I changed the Single unit high voltage alarm from 3.450V to 3.550V but am still getting the monomer over voltage alarm. The total battery voltage is 50.24v and the box is displaying red so I presume this is unhappy too! Can you recommend any other settings to change?

 

[GXMnow]

50.24 / 15 cells is 3.349333 volts per cell, if they were perfectly balanced. So that should be okay, but you seem to have at least one cell topping out. Can you log into the BMS when it throws the error and see what all of the cell voltages are at the time?

If it is just one cell out, that cell could be at 3.56 volts while all of the rest are at only 3.334 volts. That would be a cell voltage difference of 226 millivolts. So that is a fair bit out of balance.

Do you have easy access to the individual cell terminals? Or is this a sealed battery with only the main positive and negative coming out?

If you can get to the cell leads, you can place a load like a car headlight bulb across the high cell to bring it down. If not, you need to rely on the BMS balancer which is likely only 60 to 150 milliamps. Do you have a power supply or charger you can adjust down to just 50 volts even at under 1 amp? Under 1/4 amps would be even better. If you can do that, the internal balancer should load the high cell and slowly bring it down as the rest of the cells catch up. Eventually, you want the cells to all be at 3.33 volts with the total battery at 50 volts. It may take a few days to do it.

 

[shakenup5]

50.24 / 15 cells is 3.349333 volts per cell, if they were perfectly balanced. So that should be okay, but you seem to have at least one cell topping out. Can you log into the BMS when it throws the error and see what all of the cell voltages are at the time?

If it is just one cell out, that cell could be at 3.56 volts while all of the rest are at only 3.334 volts. That would be a cell voltage difference of 226 millivolts. So that is a fair bit out of balance.

Do you have easy access to the individual cell terminals? Or is this a sealed battery with only the main positive and negative coming out?

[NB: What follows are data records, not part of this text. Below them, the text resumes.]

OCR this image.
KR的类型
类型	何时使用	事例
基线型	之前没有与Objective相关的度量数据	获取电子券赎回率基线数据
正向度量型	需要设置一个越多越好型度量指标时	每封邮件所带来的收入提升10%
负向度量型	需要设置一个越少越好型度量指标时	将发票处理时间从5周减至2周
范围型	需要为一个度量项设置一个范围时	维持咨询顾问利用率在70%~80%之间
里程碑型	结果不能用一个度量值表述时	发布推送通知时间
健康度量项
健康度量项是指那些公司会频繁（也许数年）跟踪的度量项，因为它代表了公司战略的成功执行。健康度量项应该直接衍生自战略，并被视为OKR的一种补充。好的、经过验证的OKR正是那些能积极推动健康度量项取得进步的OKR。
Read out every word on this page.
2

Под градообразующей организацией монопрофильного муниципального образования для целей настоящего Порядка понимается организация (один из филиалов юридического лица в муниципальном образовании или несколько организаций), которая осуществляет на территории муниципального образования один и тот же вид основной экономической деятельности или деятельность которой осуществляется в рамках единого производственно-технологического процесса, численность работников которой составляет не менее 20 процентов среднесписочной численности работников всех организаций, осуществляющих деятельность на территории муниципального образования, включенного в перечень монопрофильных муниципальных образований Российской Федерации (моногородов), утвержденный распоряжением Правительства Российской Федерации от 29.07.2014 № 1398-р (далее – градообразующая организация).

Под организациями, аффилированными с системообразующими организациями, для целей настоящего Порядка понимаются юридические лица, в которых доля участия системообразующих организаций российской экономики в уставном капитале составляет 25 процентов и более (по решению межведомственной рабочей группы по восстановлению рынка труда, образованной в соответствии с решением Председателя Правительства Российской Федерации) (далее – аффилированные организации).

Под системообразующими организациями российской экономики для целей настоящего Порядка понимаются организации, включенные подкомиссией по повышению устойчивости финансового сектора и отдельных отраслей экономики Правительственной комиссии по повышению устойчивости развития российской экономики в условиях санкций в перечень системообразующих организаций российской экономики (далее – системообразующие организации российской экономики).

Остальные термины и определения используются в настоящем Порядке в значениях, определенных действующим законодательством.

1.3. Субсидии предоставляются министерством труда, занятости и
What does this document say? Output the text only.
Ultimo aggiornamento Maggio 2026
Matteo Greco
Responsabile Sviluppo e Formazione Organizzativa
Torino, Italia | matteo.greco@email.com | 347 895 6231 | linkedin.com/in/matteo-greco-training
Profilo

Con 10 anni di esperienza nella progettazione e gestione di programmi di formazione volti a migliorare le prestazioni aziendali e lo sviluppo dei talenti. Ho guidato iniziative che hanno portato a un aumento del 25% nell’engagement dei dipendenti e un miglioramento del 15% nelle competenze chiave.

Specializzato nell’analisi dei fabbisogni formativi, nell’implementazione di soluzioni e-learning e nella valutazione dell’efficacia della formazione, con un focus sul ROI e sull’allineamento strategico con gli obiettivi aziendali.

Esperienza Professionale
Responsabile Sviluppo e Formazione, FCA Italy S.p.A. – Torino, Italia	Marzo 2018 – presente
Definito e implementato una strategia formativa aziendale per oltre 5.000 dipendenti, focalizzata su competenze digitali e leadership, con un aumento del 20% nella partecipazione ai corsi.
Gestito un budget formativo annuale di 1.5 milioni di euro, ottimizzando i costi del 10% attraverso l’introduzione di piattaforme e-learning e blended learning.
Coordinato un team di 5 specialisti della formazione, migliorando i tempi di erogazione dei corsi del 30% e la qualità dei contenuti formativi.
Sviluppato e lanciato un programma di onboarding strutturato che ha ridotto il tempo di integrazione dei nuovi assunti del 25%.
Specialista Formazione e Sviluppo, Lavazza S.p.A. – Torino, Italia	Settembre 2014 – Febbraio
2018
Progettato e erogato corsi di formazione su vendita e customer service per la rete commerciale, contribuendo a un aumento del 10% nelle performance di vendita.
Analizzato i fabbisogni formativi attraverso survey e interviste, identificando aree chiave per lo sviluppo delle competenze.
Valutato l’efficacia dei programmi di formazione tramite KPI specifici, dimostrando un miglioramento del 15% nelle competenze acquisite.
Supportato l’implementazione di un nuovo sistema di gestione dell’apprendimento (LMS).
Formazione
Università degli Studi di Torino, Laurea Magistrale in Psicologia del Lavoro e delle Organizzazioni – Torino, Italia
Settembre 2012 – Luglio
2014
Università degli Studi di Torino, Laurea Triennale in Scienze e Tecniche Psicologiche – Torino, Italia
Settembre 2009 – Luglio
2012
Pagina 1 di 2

If you can get to the cell leads, you can place a load like a car headlight bulb across the high cell to bring it down. If not, you need to rely on the BMS balancer which is likely only 60 to 150 milliamps. Do you have a power supply or charger you can adjust down to just 50 volts even at under 1 amp? Under 1/4 amps would be even better. If you can do that, the internal balancer should load the high cell and slowly bring it down as the rest of the cells catch up. Eventually, you want the cells to all be at 3.33 volts with the total battery at 50 volts. It may take a few days to do it.

I can see the individual cell voltages but can’t access it as they are a sealed box.

I have attached screenshots of the voltages of each cell. The difference between cells isn’t massive!

 

[GXMnow]

The 12 mv difference is not bad, and the alarm is now on the total pack voltage. When you took those images, the highest cell was only at 3.396 volts. That is well below the 3.55 volts you said you set for the over voltage protection. 50.86 volts total would be 3.391 per cell if they were all balanced. With a spread of 0.012 volts, you are right there.

All I can say at this point is try running it for a few cycles with the charger bulk/absorb voltage set down to 50.5 volts and the float down to 50.00 and se if it can run without throwing errors. Also set the low voltage cut off on the inverter to about 46.5 volts. That is still 3.1 volts per cell, so it should stay above the worst of the lower knee. 80% of the energy in LFP cells is between 3.15 and 3.4 volts per cell. With 15 cells, that is a running range between 47.25 and 51 volts. Dropping the top down to 50.5 is only costing you about 2% of th battery capacity, if it is able to stop the battery shut off. Can you double check the single cell protection values? You should have no issues going to 3.6 volts for the shut off, but still have the warning at 3.5 so it will warn you of imbalance, but not shut off. Up to 3.65 is okay for a while, we just don't want to keep them up there for a long time. Once it has done the absorb charge cycle, we want the float voltage down to under 3.4 volts per cell.